CPRFLmethod consists of two sub-networks, namely the prompt initialization (PI) networks and visual-semantic interactions (VSI) network. First, a pre-trainedCLIPtext embedding to initialize thePIcategory cues in the network, using category semantics to encode semantic associations between different categories. Subsequently, these initialized cues are passedVSInetworkingTransformerThe encoder interacts with the extracted visual features. This interaction process helps to decouple the category-specific visual representations, allowing the framework to discriminate the contextually relevant visual information associated with each category. Finally, the similarity between category-specific features and their corresponding cues is computed at the category level to obtain the prediction probability for each category. To mitigate the visual-semantic domain bias, a stepwise two-path backpropagation mechanism, guided by category cue learning, is employed to refine the cues and progressively purify the category-specific visual representations during training iterations. To further address the imbalance between negative and positive samples, a reweighting strategy (i.e., asymmetric loss (ASL)), which helps to suppress negative samples in all categories.

Feature Extraction

Given the data set from\(D\) The input image of the\(x\) First, a backbone network is utilized to extract local image features\(f_{loc}^x \in \mathbb{R}^{h \times w \times d_0}\) which\(d_0,h,w\) denote the number of channels, height and width, respectively. The thesis utilizes a methodology such asResNet-101of the convolutional network and localized features are obtained by removing the last pooling layer. After that, a linear layer is added\(\varphi\) , taking the features from the dimensions\(d_0\) Mapping to dimensions\(d\) , in order to project it into a joint visual-semantic space that matches the dimensionality of the category cue:

\[\begin{equation} \mathcal{F} = \varphi(f_{loc}^x) = \{f_1,f_2,...,f_v\} \in \mathbb{R}^{v \times d}, v = h \times w. \label{eq:1} \end{equation} \]

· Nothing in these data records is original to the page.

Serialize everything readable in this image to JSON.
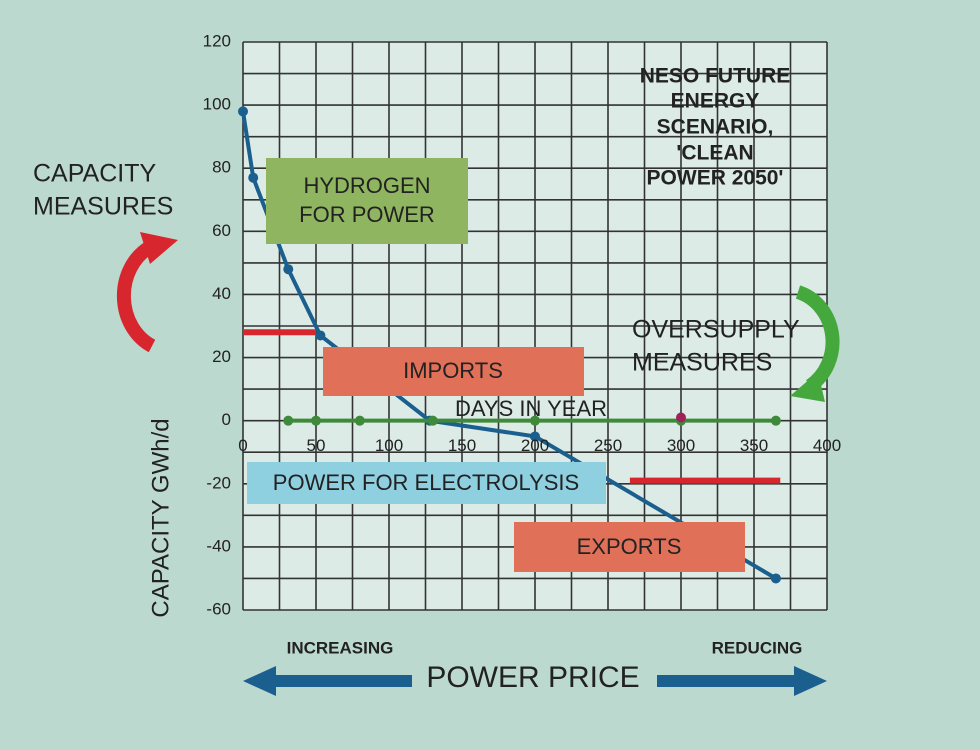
{
  "chart_data": {
    "type": "line",
    "title": [
      "NESO FUTURE",
      "ENERGY",
      "SCENARIO,",
      "'CLEAN",
      "POWER 2050'"
    ],
    "x_label": "DAYS IN YEAR",
    "y_label": "CAPACITY GWh/d",
    "xlim": [
      0,
      400
    ],
    "ylim": [
      -60,
      120
    ],
    "xticks": [
      0,
      50,
      100,
      150,
      200,
      250,
      300,
      350,
      400
    ],
    "yticks": [
      -60,
      -40,
      -20,
      0,
      20,
      40,
      60,
      80,
      100,
      120
    ],
    "x_minor_grid": [
      25,
      75,
      125,
      175,
      225,
      275,
      325,
      375
    ],
    "y_minor_grid": [
      -50,
      -30,
      -10,
      10,
      30,
      50,
      70,
      90,
      110
    ],
    "series": [
      {
        "color": "#1a5f8e",
        "x": [
          0,
          7,
          31,
          53,
          128,
          200,
          365
        ],
        "values": [
          98,
          77,
          48,
          27,
          0,
          -5,
          -50
        ]
      },
      {
        "color": "#3e8a3a",
        "x": [
          31,
          50,
          80,
          130,
          200,
          300,
          365
        ],
        "values": [
          0,
          0,
          0,
          0,
          0,
          0,
          0
        ]
      },
      {
        "color": "#a0205a",
        "x": [
          300
        ],
        "values": [
          1
        ]
      },
      {
        "color": "#d8262e",
        "x": [
          0,
          50
        ],
        "values": [
          28,
          28
        ]
      },
      {
        "color": "#d8262e",
        "x": [
          265,
          368
        ],
        "values": [
          -19,
          -19
        ]
      }
    ],
    "annotations": {
      "hydrogen": [
        "HYDROGEN",
        "FOR POWER"
      ],
      "imports": "IMPORTS",
      "electrolysis": "POWER FOR ELECTROLYSIS",
      "exports": "EXPORTS",
      "capacity_measures": [
        "CAPACITY",
        "MEASURES"
      ],
      "oversupply_measures": [
        "OVERSUPPLY",
        "MEASURES"
      ],
      "power_price": "POWER PRICE",
      "increasing": "INCREASING",
      "reducing": "REDUCING"
    }
  }
}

Using local features, we interact visual-semantic information between them and initial category cues to discriminate category-specific visual information.

Semantic Extraction

Formally, the pre-trainingCLIPIncludes an image encoder\(f(\bullet)\) and a text encoder\(g(\bullet)\) . For the purpose of the paper, only text encoders are utilized to extract category semantics. Specifically, a classical predefined template is used "a photo of a[CLASS]" as the input text for the text encoder. The text encoder then takes the input text (category\(i\) ， \(i=1,...,c\) ) mapping to text embedding\(\mathcal{W} = g(i) =\{w_1,w_2,...,w_c\}\in \mathbb{R}^{c \times m}\) which\(c\) denoting the number of categories.\(m\) denotes the dimension length of the embedding. The extracted text embeddings are used as the category semantics for initializing the category cues.

Category-Prompt Initialization

In order to bridge the gap between the semantic and visual domains, recent research has attempted to project semantic word embeddings into the joint visual-semantic space using a linear layer. The paper chose a nonlinear structure to process the semantic word embeddings from the pre-trainingCLIPcategory semantics of text embeddings, rather than projecting directly using linear layers. This approach enables more complex projections from semantic space to joint visual-semantic space.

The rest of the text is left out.